Schön, dass Frau Unverzagt zu den Eltern gehört, die ihre Kinder täglich ausgeruht, mit gesundem Essen versorgt und unbelastet in die Schule schicken. Leider fehlt mindestens 50 Prozent der Schüler diese elterliche Fürsorge: Sie gehen übernächtigt, unzureichend ernährt und bewegt sowie mit morgentlichem Fernsehkonsum gespeist in die Schule. Pädagogen aus Kita und Schule verbringen viele Stunden in der Woche damit, die „Festplatten“ der Kinder zu entleeren, damit sie überhaupt aufnahmebereit sind für Bildung jeglicher Art, versuchen in Projekten die Wahrnehmung der Kinder mit allen Sinnen anzuregen und müssen gleichzeitig Ansprüche von Bildungspolitikern genügen, die schon lange keine Schule oder Kita von innen gesehen haben sowie Elternwünschen, die all das, was sie nicht erziehen können oder wollen von den Pädagogen fordern.
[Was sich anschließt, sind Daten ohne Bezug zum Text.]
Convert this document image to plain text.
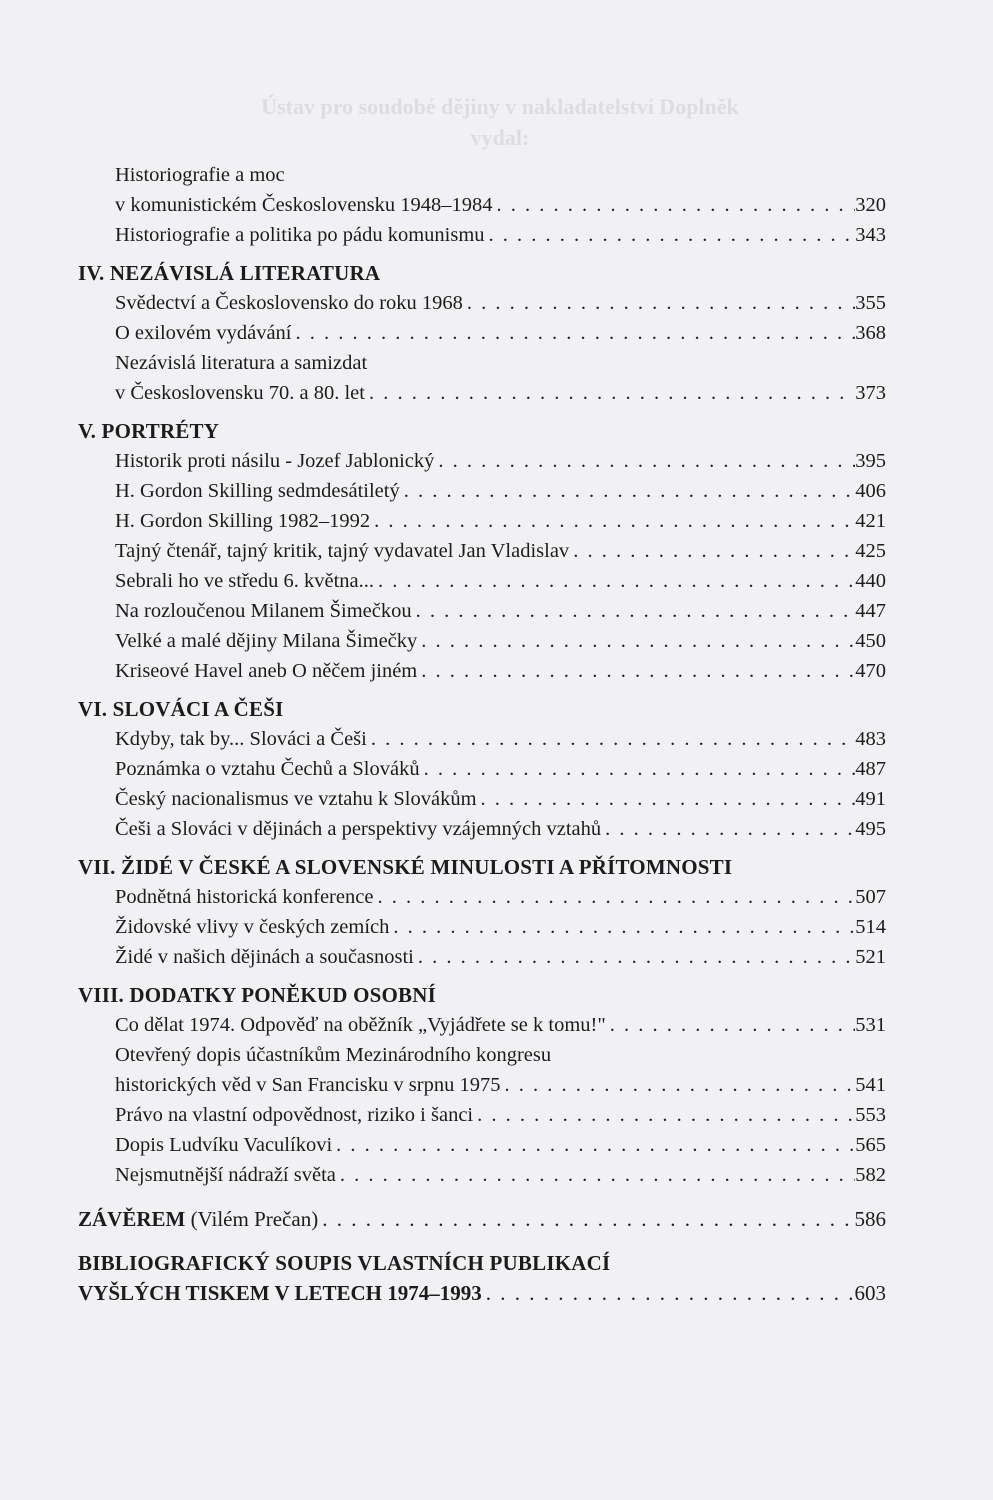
Ústav pro soudobé dějiny v nakladatelství Doplněk
vydal:
Historiografie a moc
v komunistickém Československu 1948–1984 . . .	320
Historiografie a politika po pádu komunismu . . .	343
IV. NEZÁVISLÁ LITERATURA
Svědectví a Československo do roku 1968 . . .	355
O exilovém vydávání . . .	368
Nezávislá literatura a samizdat
v Československu 70. a 80. let . . .	373
V. PORTRÉTY
Historik proti násilu - Jozef Jablonický . . .	395
H. Gordon Skilling sedmdesátiletý . . .	406
H. Gordon Skilling 1982–1992 . . .	421
Tajný čtenář, tajný kritik, tajný vydavatel Jan Vladislav . . .	425
Sebrali ho ve středu 6. května... . . .	440
Na rozloučenou Milanem Šimečkou . . .	447
Velké a malé dějiny Milana Šimečky . . .	450
Kriseové Havel aneb O něčem jiném . . .	470
VI. SLOVÁCI A ČEŠI
Kdyby, tak by... Slováci a Češi . . .	483
Poznámka o vztahu Čechů a Slováků . . .	487
Český nacionalismus ve vztahu k Slovákům . . .	491
Češi a Slováci v dějinách a perspektivy vzájemných vztahů . . .	495
VII. ŽIDÉ V ČESKÉ A SLOVENSKÉ MINULOSTI A PŘÍTOMNOSTI
Podnětná historická konference . . .	507
Židovské vlivy v českých zemích . . .	514
Židé v našich dějinách a současnosti . . .	521
VIII. DODATKY PONĚKUD OSOBNÍ
Co dělat 1974. Odpověď na oběžník „Vyjádřete se k tomu!" . . .	531
Otevřený dopis účastníkům Mezinárodního kongresu
historických věd v San Francisku v srpnu 1975 . . .	541
Právo na vlastní odpovědnost, riziko i šanci . . .	553
Dopis Ludvíku Vaculíkovi . . .	565
Nejsmutnější nádraží světa . . .	582
ZÁVĚREM
(Vilém Prečan) . . .	586
BIBLIOGRAFICKÝ SOUPIS VLASTNÍCH PUBLIKACÍ
VYŠLÝCH TISKEM V LETECH 1974–1993 . . .	603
Dabei sollten alle Beteiligten nicht übersehen, dass die Bildungspolitik derzeit nichts wirklich verbessern kann, weil sie sparen muss. Die Frequenzen zu verringern, damit sich Lehrer individuell um alle Schüler kümmern können, dazu war bisher keiner bereit. Und dabei könnten Eltern tatkräftig mithelfen. Leider sehen viele Eltern Lehrer und Erzieher immer noch als Gegner und nicht als Partner. In meiner Kita ist die partnerschaftliche Kooperation ein wichtiges Qualitätsziel für die pädagogische Arbeit. Und die meisten Eltern sehen das genauso.